Evening Prayer Brunswick Heads, 6 June, 2020, oil on canvas board
I began a diary on 26 January, 1986. I was on a boat from Ancona to Piraeus, two nights and a full day of travel. The boat left late on the evening of the 25th and I had drunk much wine in a cafe in the Port before embarking. The next day in the early afternoon with a slight hangover I sat on the reclining chairs and started this diary in earnest. We sailed South and in the sky an army of small white clouds seemed to run past us in great haste back towards Italy. Surprisingly, I have pretty much written everyday ever since. It became a habit as I was hoping it would, finally.
So, I include excerpts here in these pages as a supplement to my visual life. I began to transcribe them into my laptop 2 years ago. Little by little, word by word, needless to say, it has been a very, very slow process. I am only up to BOOK 4,... that's how slow it is. And yet what a pleasure it is to relive old memories, old trips, so many failed paintings, but so many great sunsets! So many museums in Europe in which I loved to be lost. There are two weird truths which come out of going through these old diaries.
One: I see that I was so much more grateful and full of joy than I remember during all those years. I had always, erroneously imagined that I was eternally depressed, but the diary tells me otherwise despite my sadness and sense of solitude often expressed in these pages.

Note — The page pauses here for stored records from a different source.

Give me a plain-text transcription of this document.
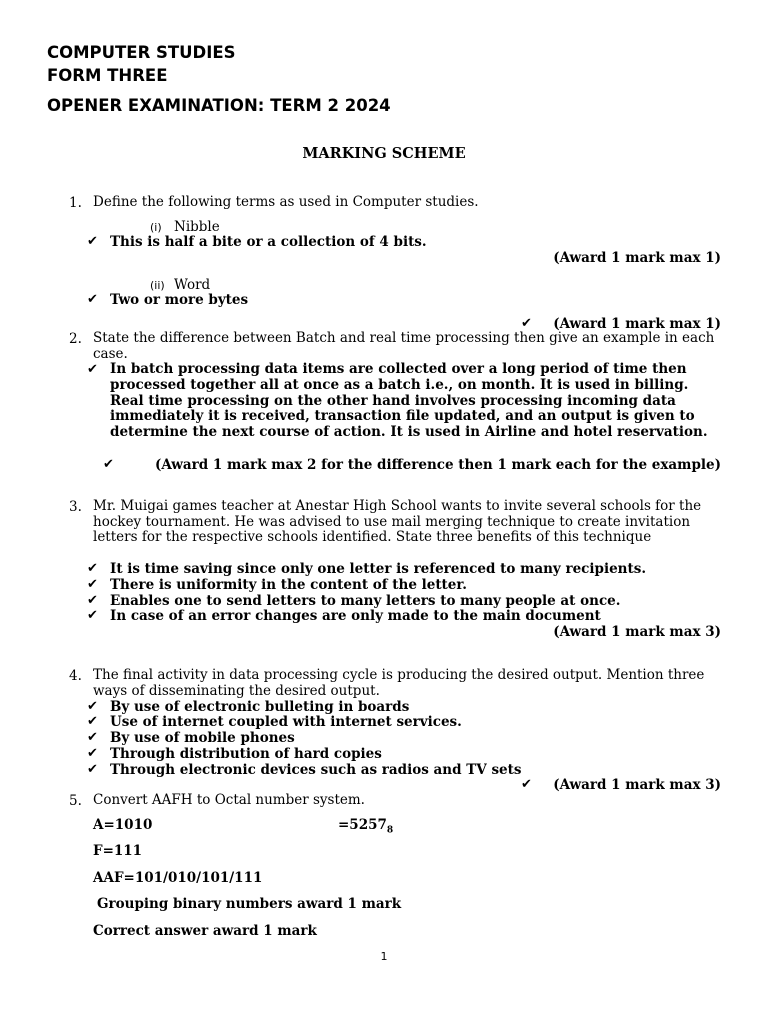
COMPUTER STUDIES
FORM THREE
OPENER EXAMINATION: TERM 2 2024
MARKING SCHEME
1. Define the following terms as used in Computer studies.
(i) Nibble
✔ This is half a bite or a collection of 4 bits.
(Award 1 mark max 1)
(ii) Word
✔ Two or more bytes
✔ (Award 1 mark max 1)
2. State the difference between Batch and real time processing then give an example in each case.
✔ In batch processing data items are collected over a long period of time then processed together all at once as a batch i.e., on month. It is used in billing. Real time processing on the other hand involves processing incoming data immediately it is received, transaction file updated, and an output is given to determine the next course of action. It is used in Airline and hotel reservation.
✔	(Award 1 mark max 2 for the difference then 1 mark each for the example)
3. Mr. Muigai games teacher at Anestar High School wants to invite several schools for the hockey tournament. He was advised to use mail merging technique to create invitation letters for the respective schools identified. State three benefits of this technique
✔ It is time saving since only one letter is referenced to many recipients.
✔ There is uniformity in the content of the letter.
✔ Enables one to send letters to many letters to many people at once.
✔ In case of an error changes are only made to the main document
(Award 1 mark max 3)
4. The final activity in data processing cycle is producing the desired output. Mention three ways of disseminating the desired output.
✔ By use of electronic bulleting in boards
✔ Use of internet coupled with internet services.
✔ By use of mobile phones
✔ Through distribution of hard copies
✔ Through electronic devices such as radios and TV sets
✔ (Award 1 mark max 3)
5. Convert AAFH to Octal number system.
A=1010	$=5257_8$
F=111
AAF=101/010/101/111
Grouping binary numbers award 1 mark
Correct answer award 1 mark
1
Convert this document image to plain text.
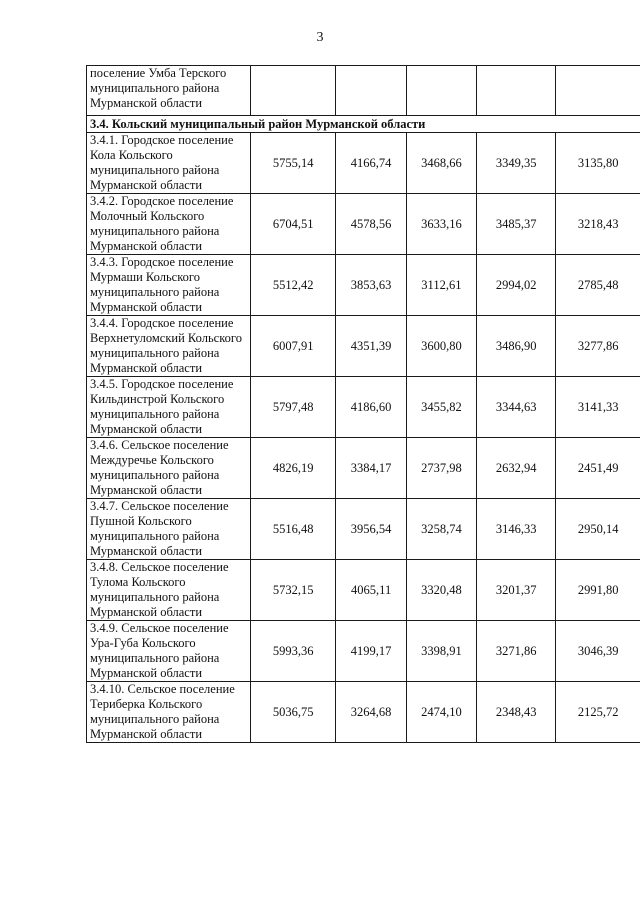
3
поселение Умба Терского муниципального района Мурманской области					
3.4. Кольский муниципальный район Мурманской области					
3.4.1. Городское поселение Кола Кольского муниципального района Мурманской области	5755,14	4166,74	3468,66	3349,35	3135,80
3.4.2. Городское поселение Молочный Кольского муниципального района Мурманской области	6704,51	4578,56	3633,16	3485,37	3218,43
3.4.3. Городское поселение Мурмаши Кольского муниципального района Мурманской области	5512,42	3853,63	3112,61	2994,02	2785,48
3.4.4. Городское поселение Верхнетуломский Кольского муниципального района Мурманской области	6007,91	4351,39	3600,80	3486,90	3277,86
3.4.5. Городское поселение Кильдинстрой Кольского муниципального района Мурманской области	5797,48	4186,60	3455,82	3344,63	3141,33
3.4.6. Сельское поселение Междуречье Кольского муниципального района Мурманской области	4826,19	3384,17	2737,98	2632,94	2451,49
3.4.7. Сельское поселение Пушной Кольского муниципального района Мурманской области	5516,48	3956,54	3258,74	3146,33	2950,14
3.4.8. Сельское поселение Тулома Кольского муниципального района Мурманской области	5732,15	4065,11	3320,48	3201,37	2991,80
3.4.9. Сельское поселение Ура-Губа Кольского муниципального района Мурманской области	5993,36	4199,17	3398,91	3271,86	3046,39
3.4.10. Сельское поселение Териберка Кольского муниципального района Мурманской области	5036,75	3264,68	2474,10	2348,43	2125,72
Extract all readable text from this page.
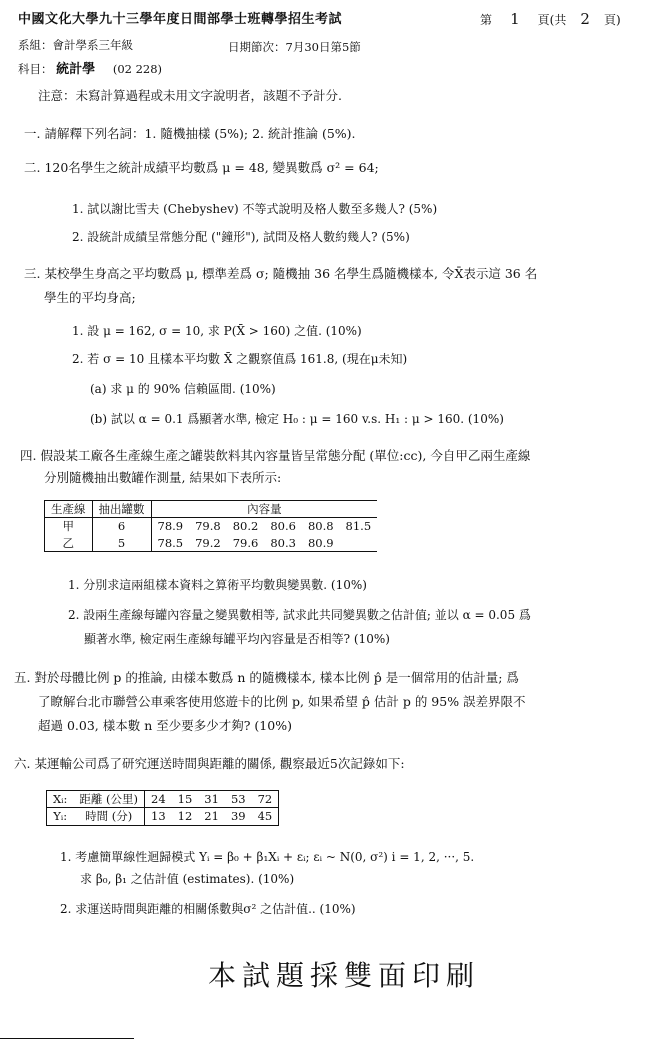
中國文化大學九十三學年度日間部學士班轉學招生考試	第 1 頁(共 2 頁)
系組：會計學系三年級	日期節次：7月30日第5節
科目： 統計學 (02 228)
注意：未寫計算過程或未用文字說明者，該題不予計分.
一. 請解釋下列名詞：1. 隨機抽樣 (5%); 2. 統計推論 (5%).
二. 120名學生之統計成績平均數爲 μ = 48, 變異數爲 σ² = 64;
1. 試以謝比雪夫 (Chebyshev) 不等式說明及格人數至多幾人? (5%)
2. 設統計成績呈常態分配 ("鐘形"), 試問及格人數約幾人? (5%)
三. 某校學生身高之平均數爲 μ, 標準差爲 σ; 隨機抽 36 名學生爲隨機樣本, 令X̄表示這 36 名
學生的平均身高;
1. 設 μ = 162, σ = 10, 求 P(X̄ > 160) 之值. (10%)
2. 若 σ = 10 且樣本平均數 X̄ 之觀察值爲 161.8, (現在μ未知)
(a) 求 μ 的 90% 信賴區間. (10%)
(b) 試以 α = 0.1 爲顯著水準, 檢定 H₀ : μ = 160 v.s. H₁ : μ > 160. (10%)
四. 假設某工廠各生產線生產之罐裝飲料其內容量皆呈常態分配 (單位:cc), 今自甲乙兩生產線
分別隨機抽出數罐作測量, 結果如下表所示:
生產線	抽出罐數	內容量					
甲	6	78.9	79.8	80.2	80.6	80.8	81.5
乙	5	78.5	79.2	79.6	80.3	80.9	
1. 分別求這兩組樣本資料之算術平均數與變異數. (10%)
2. 設兩生產線每罐內容量之變異數相等, 試求此共同變異數之估計值; 並以 α = 0.05 爲
顯著水準, 檢定兩生產線每罐平均內容量是否相等? (10%)
五. 對於母體比例 p 的推論, 由樣本數爲 n 的隨機樣本, 樣本比例 p̂ 是一個常用的估計量; 爲
了瞭解台北市聯營公車乘客使用悠遊卡的比例 p, 如果希望 p̂ 估計 p 的 95% 誤差界限不
超過 0.03, 樣本數 n 至少要多少才夠? (10%)
六. 某運輸公司爲了研究運送時間與距離的關係, 觀察最近5次記錄如下:
Xᵢ:	距離 (公里)	24	15	31	53	72
Yᵢ:	時間 (分)	13	12	21	39	45
1. 考慮簡單線性迴歸模式 Yᵢ = β₀ + β₁Xᵢ + εᵢ; εᵢ ~ N(0, σ²) i = 1, 2, ···, 5.
求 β₀, β₁ 之估計值 (estimates). (10%)
2. 求運送時間與距離的相關係數與σ² 之估計值.. (10%)
本試題採雙面印刷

Two: I realise just how golden it is to have youth on one's side, to have one's health. This is a precarious life for most of us, and to have good health is to have a great advantage. Health and Youth!
And I come away from this by seeing that if Then was golden, then surely today is just as golden too. In twenty years time when I shall indeed be an old man, will I look back and marvel at,... no,... will I be Grateful for just how wonderful my life is TODAY?

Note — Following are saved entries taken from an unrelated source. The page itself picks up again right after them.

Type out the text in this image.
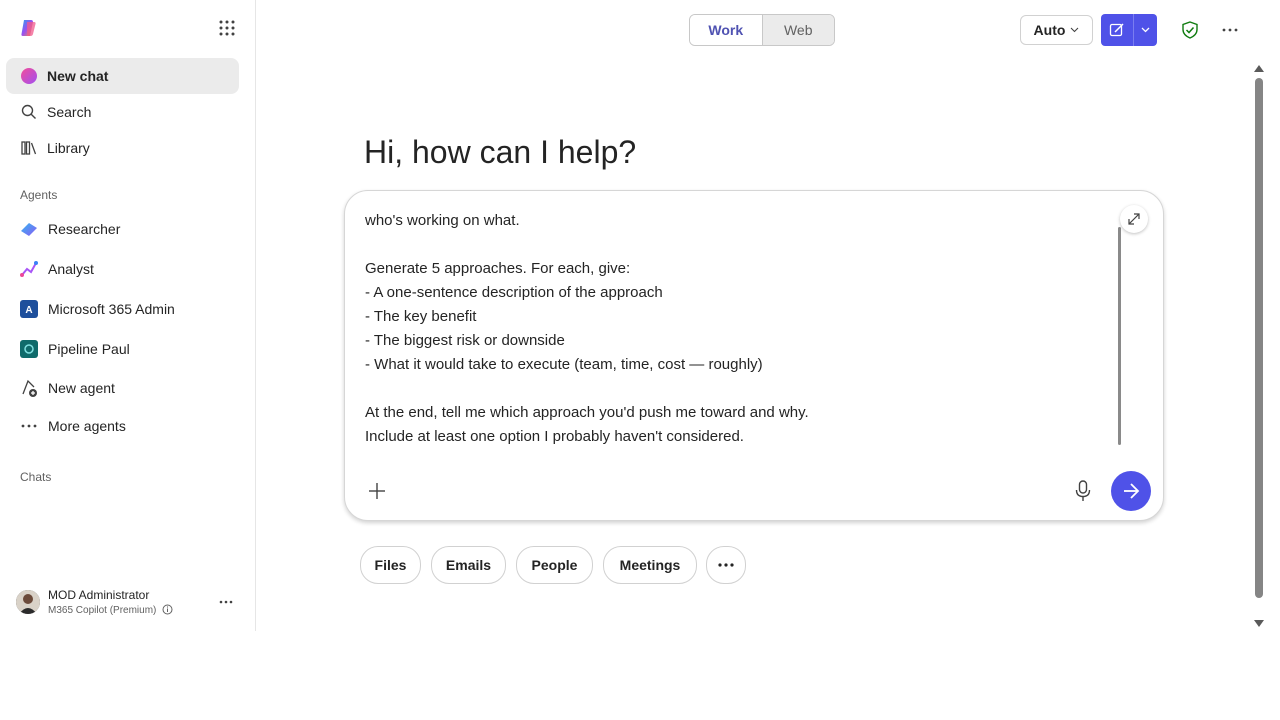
New chat
Search
Library
Agents
Researcher
Analyst
A Microsoft 365 Admin
Pipeline Paul
New agent
More agents
Chats
MOD Administrator
M365 Copilot (Premium)
Work	Web	Auto
Hi, how can I help?
who's working on what.

Generate 5 approaches. For each, give:
- A one-sentence description of the approach
- The key benefit
- The biggest risk or downside
- What it would take to execute (team, time, cost — roughly)

At the end, tell me which approach you'd push me toward and why.
Include at least one option I probably haven't considered.
Files	Emails	People	Meetings
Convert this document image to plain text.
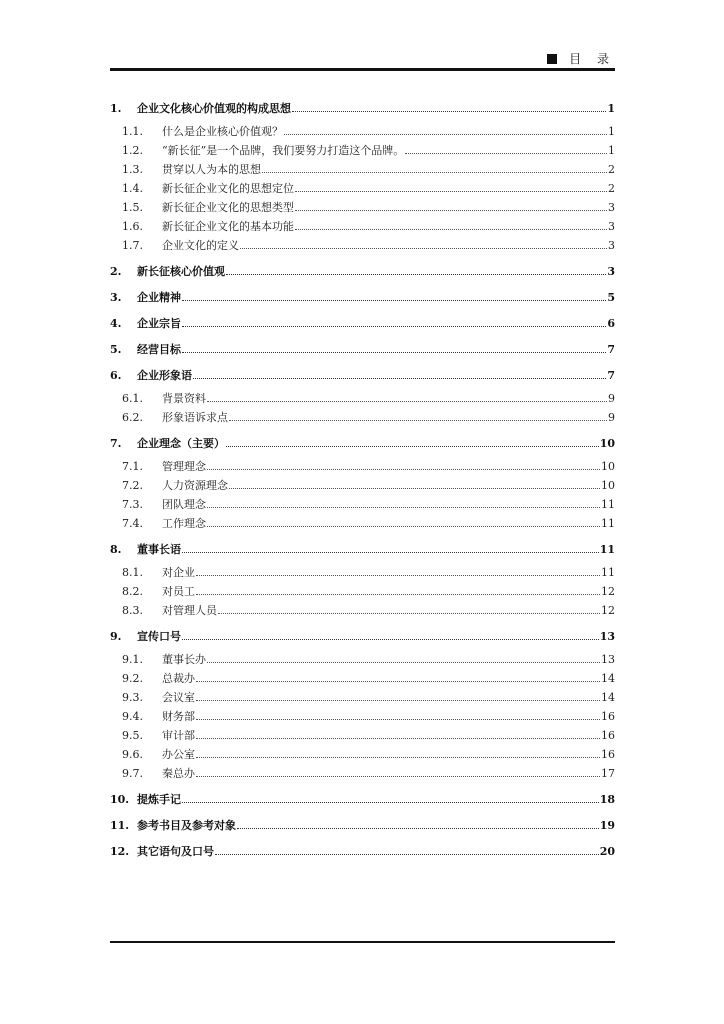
目 录
1.	企业文化核心价值观的构成思想	1
1.1.	什么是企业核心价值观？	1
1.2.	“新长征”是一个品牌，我们要努力打造这个品牌。	1
1.3.	贯穿以人为本的思想	2
1.4.	新长征企业文化的思想定位	2
1.5.	新长征企业文化的思想类型	3
1.6.	新长征企业文化的基本功能	3
1.7.	企业文化的定义	3
2.	新长征核心价值观	3
3.	企业精神	5
4.	企业宗旨	6
5.	经营目标	7
6.	企业形象语	7
6.1.	背景资料	9
6.2.	形象语诉求点	9
7.	企业理念（主要）	10
7.1.	管理理念	10
7.2.	人力资源理念	10
7.3.	团队理念	11
7.4.	工作理念	11
8.	董事长语	11
8.1.	对企业	11
8.2.	对员工	12
8.3.	对管理人员	12
9.	宣传口号	13
9.1.	董事长办	13
9.2.	总裁办	14
9.3.	会议室	14
9.4.	财务部	16
9.5.	审计部	16
9.6.	办公室	16
9.7.	秦总办	17
10. 提炼手记	18
11. 参考书目及参考对象	19
12. 其它语句及口号	20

1 November, 1989 (Châteaunoir)
Blood red sunsets these days. Small red lights sit on the trees as if they have been pasted upon them. It reminds me of the women in India who paste their cow dung onto the trees for drying, then use them for cooking. I remember so many trees covered with pale polka dots lining the dusty roads as far as I could see. And these trees too, at the Châteaunoir are also a tactile experience as well as a visual one. These Oak and Pine trees wearing red rubies likes medals pinned to their chests as far as I could see this evening.